Cette semaine de sensibilisation organisée par la Table estrienne de concertation interordres en éducation (TECIÉ) et le Projet Partenaires pour une réussite éducative en Estrie (PRÉE) comporte pas moins de 275 activités dans les écoles, les organismes communautaires et les bibliothèques, entre le 13 et le 17 février.

Hier, lors du lancement des Journées de la persévérance scolaire en Estrie, la coordonnatrice du Projet PRÉE, Josiane Bergeron, a rappelé que la réussite scolaire est l'affaire de tous: enseignants, parents, professionnels des services éducatifs, employeurs et organismes de lutte à la pauvreté.

Et la mobilisation donne des résultats: entre 2003 et 2015, le taux de diplomation est passé de 65,2 pour cent à 73 pour cent dans le secteur public en Estrie, alors qu'il est de 74,9 pour l'ensemble du Québec.

Il s'agit incontestablement d'un progrès, mais il reste encore beaucoup de chemin à faire puisque le taux de diplomation visé par le gouvernement du Québec d'ici 2020 est de 80 pour cent, incluant les secteurs public et privé. Le taux actuel pour l'ensemble du Québec (public et privé) est de 78,8 pour cent.
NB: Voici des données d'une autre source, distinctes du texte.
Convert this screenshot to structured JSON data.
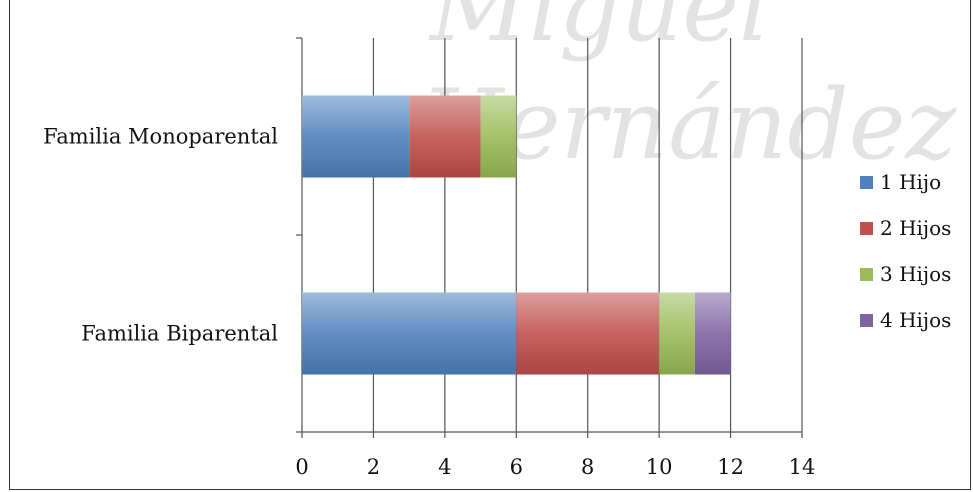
{
  "watermark": {
    "line1": "Miguel",
    "line2": "Hernández"
  },
  "chart_data": {
    "type": "bar",
    "orientation": "horizontal",
    "stacked": true,
    "categories": [
      "Familia Biparental",
      "Familia Monoparental"
    ],
    "series": [
      {
        "name": "1 Hijo",
        "values": [
          6,
          3
        ],
        "color": "#4f81bd"
      },
      {
        "name": "2 Hijos",
        "values": [
          4,
          2
        ],
        "color": "#c0504d"
      },
      {
        "name": "3 Hijos",
        "values": [
          1,
          1
        ],
        "color": "#9bbb59"
      },
      {
        "name": "4 Hijos",
        "values": [
          1,
          0
        ],
        "color": "#8064a2"
      }
    ],
    "xlim": [
      0,
      14
    ],
    "x_ticks": [
      "0",
      "2",
      "4",
      "6",
      "8",
      "10",
      "12",
      "14"
    ],
    "xlabel": "",
    "ylabel": "",
    "title": "",
    "grid": true,
    "legend_position": "right"
  }
}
Toutefois, il n'existe pas de données régionales combinant les taux de diplomation des secteurs privé et public, ce qui rend difficile toute comparaison avec les données nationales.

Le Projet PRÉE, qui a vu son financement être réduit de 950 000 $ à 500 000 $ en 2015, demeure malgré tout sur les rails et est en attente d'un nouveau financement du ministère de l'Éducation.

En novembre dernier, l'organisme a adopté une stratégie 2016-2020 axée notamment sur la valorisation et la promotion des différents parcours de formation, une meilleure préparation pour l'entrée à l'école des nouveaux élèves et l'accroissement de l'intérêt pour la lecture chez 0-20 ans et leurs parents.

La réussite scolaire dépend de multiples facteurs: il y a bien sûr le milieu de vie et le taux de pauvreté, mais aussi la valorisation du savoir et la disponibilité de ressources suffisantes à l'école, notamment pour les élèves avec des difficultés d'apprentissage.

Or, le gouvernement Couillard a imposé au cours des dernières années d'importantes coupes budgétaires dans les services aux élèves - techniciens en enseignement spécialisé, orthopédagogues et psychoéducateurs, notamment - avec les impacts que cela peut comporter pour des jeunes qui risquent de traîner des carences le reste de leur vie.

Par exemple, en 2014-2015, la Commission scolaire de la Région-de-Sherbrooke avait même dû supprimer l'aide aux devoirs et réduire le budget de certains programmes comme la « Stratégie persévérance et réussite » pour les jeunes du secondaire!

À l'heure de l'économie du savoir, il est inadmissible qu'un élève sur cinq quitte l'école sans diplôme ni qualification et risque ainsi de se retrouver avec des emplois précaires et faiblement rémunérés.

Josiane Bergeron signale à ce propos qu'un jeune décrocheur gagne en moyenne 15 000 $ de moins par année que celui qui termine son secondaire V et a deux fois plus de chance d'avoir recours à l'assurance-emploi.

Hier, un sondage Léger révélait que 70 pour cent des employeurs québécois ont de la difficulté à recruter de la main-d'oeuvre et dans 37 pour cent des cas, il s'agit d'emplois exigeant une scolarité du secondaire.

Le gouvernement Couillard a certes annoncé dans son budget 2016-2017 un réinvestissement de 330 millions $ sur trois ans dans le réseau primaire et secondaire.

Mais après des compressions de 950 millions $ depuis 2010-2011, selon la Centrale des syndicats du Québec, il faudra faire bien davantage pour bâtir le Québec de demain.